The model
How an exocorp is shaped, what lives inside it, and how the pieces fit together. Read this before the operator portal docs and a lot of the surfaces start to make sense on first contact.
What an exocorp is
An exocorp is a company whose cognition and action are carried by autonomous agents operating inside a durable organizational substrate. It has boundaries, direction, authority, commitments, budgets, memory, and accountability — the things any company has — but its operating matter is different: the work of noticing, interpreting, planning, testing, executing, reviewing, remembering, and improving is done by non-human workers.
The longer-form definition lives on The exocorp.
The pieces
- The CEO — The agent at the top of your exocorp. You direct the CEO; the CEO runs the company. More →
- Teams — The primary operating unit. Each team has a mandate, a budget, a KPI set, an inbox and outbox, local memory, and authority to organize its own work. More →
- Agents — Durable role bindings inside teams. An agent is a bundle of memory, skills, tools, authority, attention policy, and mandate — not a saved session with a name. Agents are organs of the company, not employees.

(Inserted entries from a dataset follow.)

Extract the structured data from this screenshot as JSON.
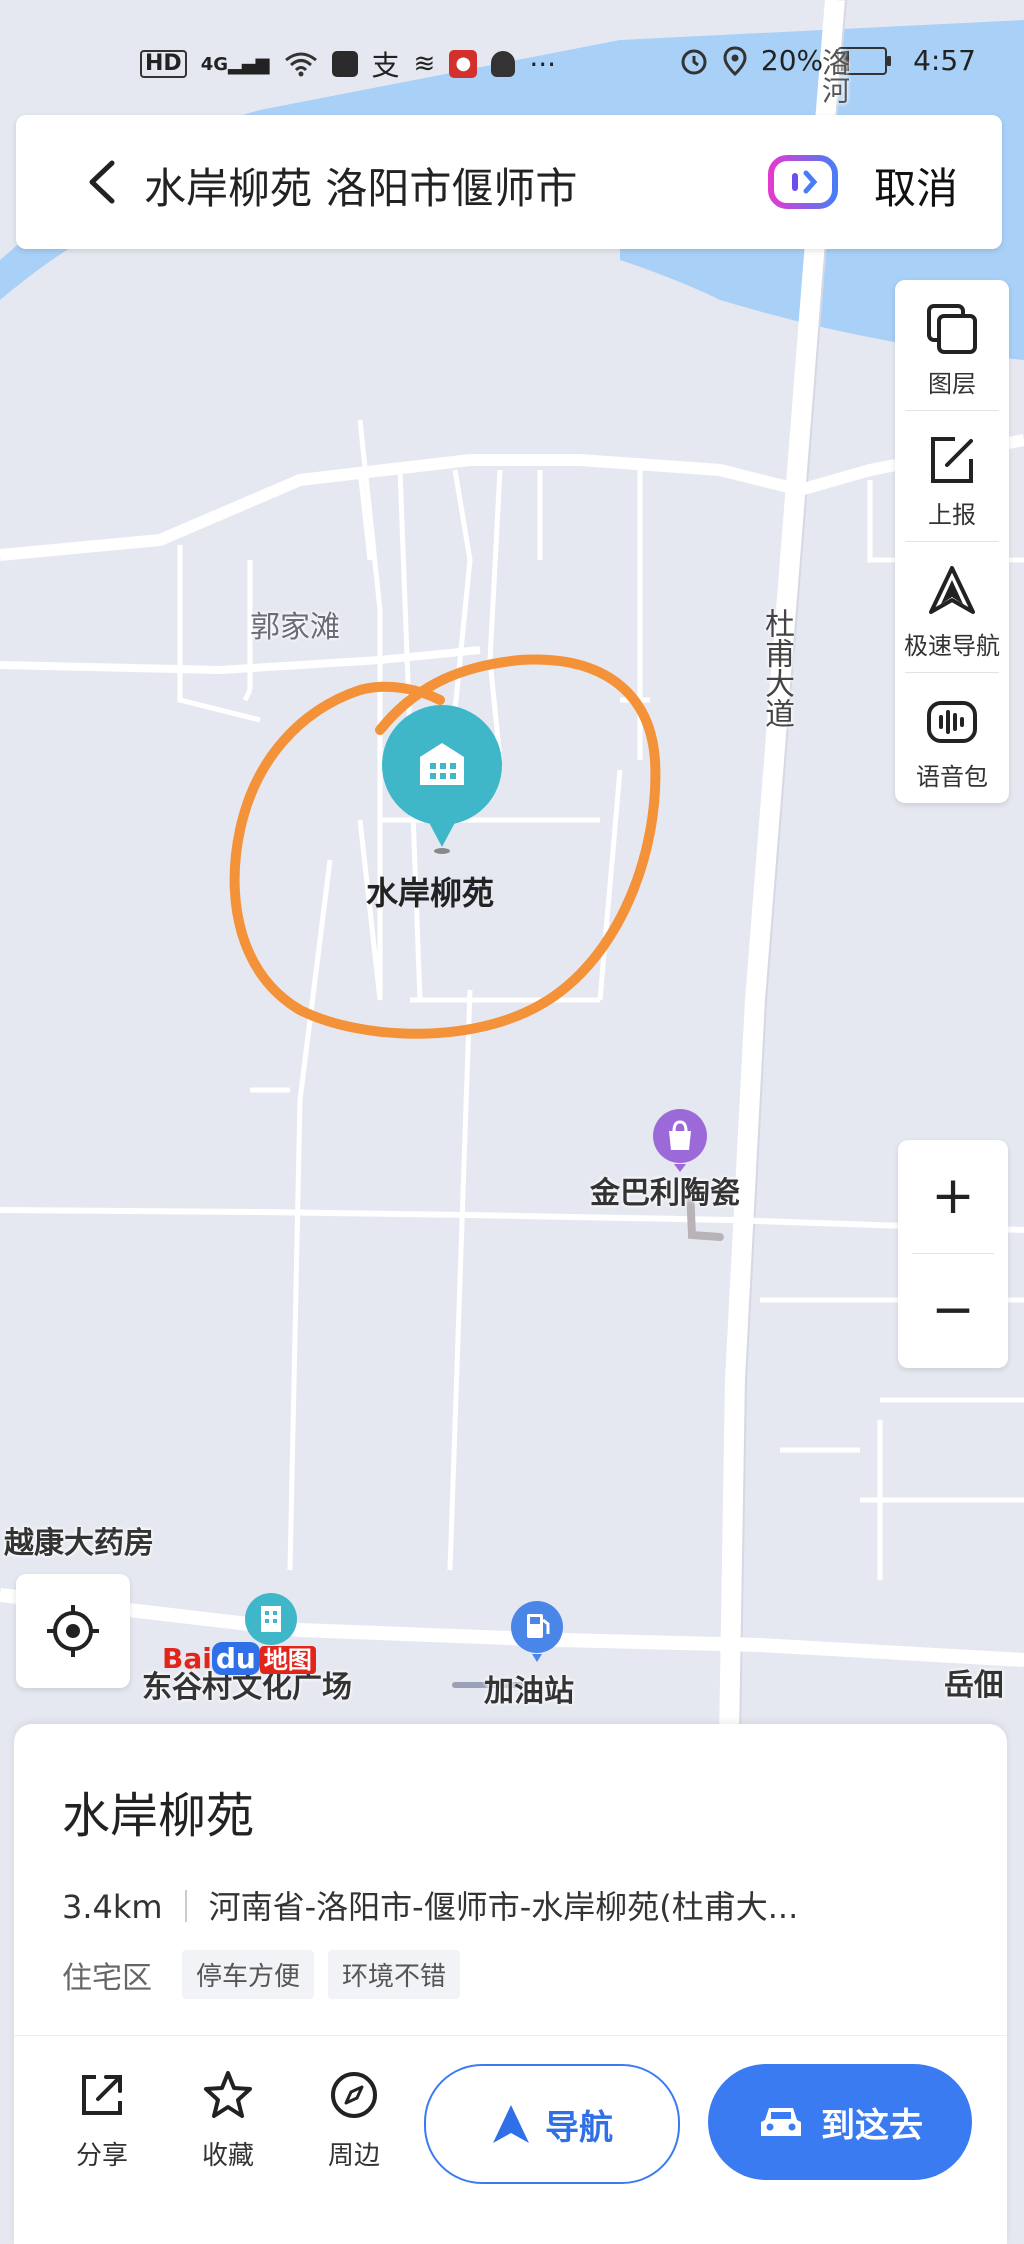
{
  "status_bar": {
    "left_icons": [
      "hd-icon",
      "signal-4g-icon",
      "wifi-icon",
      "app-icon",
      "app-icon-2",
      "app-icon-3",
      "mic-notification-icon",
      "qq-icon",
      "more-dots-icon"
    ],
    "hd_label": "HD",
    "net_label": "4G",
    "more_label": "···",
    "battery": "20%",
    "time": "4:57"
  },
  "search": {
    "query": "水岸柳苑 洛阳市偃师市",
    "cancel_label": "取消"
  },
  "tools": [
    {
      "label": "图层",
      "icon": "layers-icon"
    },
    {
      "label": "上报",
      "icon": "report-edit-icon"
    },
    {
      "label": "极速导航",
      "icon": "fast-navigation-icon"
    },
    {
      "label": "语音包",
      "icon": "voice-pack-icon"
    }
  ],
  "zoom": {
    "in_label": "+",
    "out_label": "−"
  },
  "map": {
    "labels": {
      "village": "郭家滩",
      "road_north": "洛河",
      "road_main": "杜甫大道",
      "shop": "金巴利陶瓷",
      "pharmacy": "越康大药房",
      "plaza": "东谷村文化广场",
      "gas": "加油站",
      "right_edge": "岳佃"
    },
    "selected_poi": "水岸柳苑",
    "baidu_logo_left": "Bai",
    "baidu_logo_mid": "du",
    "baidu_logo_right": "地图",
    "colors": {
      "land": "#e6e8f1",
      "water": "#a9d0f7",
      "road": "#ffffff",
      "pin": "#3fb7c9",
      "circle": "#f4923a",
      "accent": "#3a7bf2"
    }
  },
  "card": {
    "title": "水岸柳苑",
    "distance": "3.4km",
    "address": "河南省-洛阳市-偃师市-水岸柳苑(杜甫大...",
    "category": "住宅区",
    "tags": [
      "停车方便",
      "环境不错"
    ],
    "actions": [
      {
        "label": "分享",
        "icon": "share-icon"
      },
      {
        "label": "收藏",
        "icon": "star-icon"
      },
      {
        "label": "周边",
        "icon": "compass-icon"
      }
    ],
    "navigate_label": "导航",
    "go_label": "到这去"
  }
}
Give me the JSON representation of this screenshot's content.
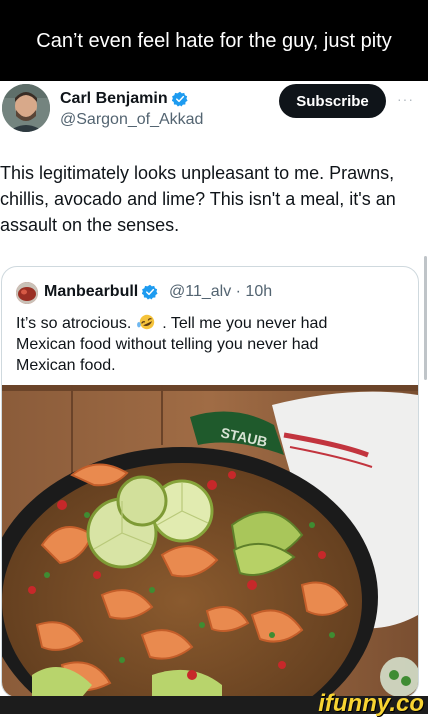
{
  "caption": "Can’t even feel hate for the guy, just pity",
  "tweet": {
    "author_name": "Carl Benjamin",
    "author_handle": "@Sargon_of_Akkad",
    "subscribe_label": "Subscribe",
    "more_label": "···",
    "text": "This legitimately looks unpleasant to me. Prawns, chillis, avocado and lime? This isn't a meal, it's an assault on the senses."
  },
  "quote": {
    "author_name": "Manbearbull",
    "meta": "@11_alv · 10h",
    "text_part1": "It’s so atrocious.",
    "text_part2": ". Tell me you never had Mexican food without telling you never had Mexican food.",
    "emoji": "rolling-on-floor-laughing-emoji",
    "image": {
      "pan_brand": "STAUB",
      "description_icon": "shrimp-rice-skillet-photo"
    }
  },
  "watermark": "ifunny.co",
  "colors": {
    "verified_blue": "#1d9bf0",
    "subscribe_bg": "#0f1419",
    "handle_gray": "#536471",
    "watermark_yellow": "#f8d432"
  }
}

- Work items — Durable work contracts. A work item carries its source, the owning team, the intended outcome, current state, comments, labels, and any waiting condition. One work item may produce many runs over time. More →
- Memory and knowledge — A self-evolving knowledgebase. The company learns from its own work — claims get demoted when evidence weakens, contradictions surface, stale sources lose authority. More →
- Labs — The R&D function. Where new skills get tried, where evals get run, where evidence for change has to earn its warrant before reaching production. More →
- Plugins — Governed extension boundaries. A plugin lets your exocorp borrow outside capability — a Slack integration, a payment system, a research dataset — without making it native to the runtime. More →
How the pieces relate
A company contains teams. Teams form a hierarchy. Teams own agents. Teams own or admit work items. Triggers cause the runtime to consider execution. Runs are created to act on work, inbox items, reviews, or maintenance loops. Runs may reuse or create sessions depending on scope and policy. Teams coordinate through work ownership, comments, and durable shared state. Policies and KPI sets apply pressure to team behavior.
The important boundary: teams and work items are durable coordination objects; runs and sessions are execution objects. The runtime should never collapse them into the same thing.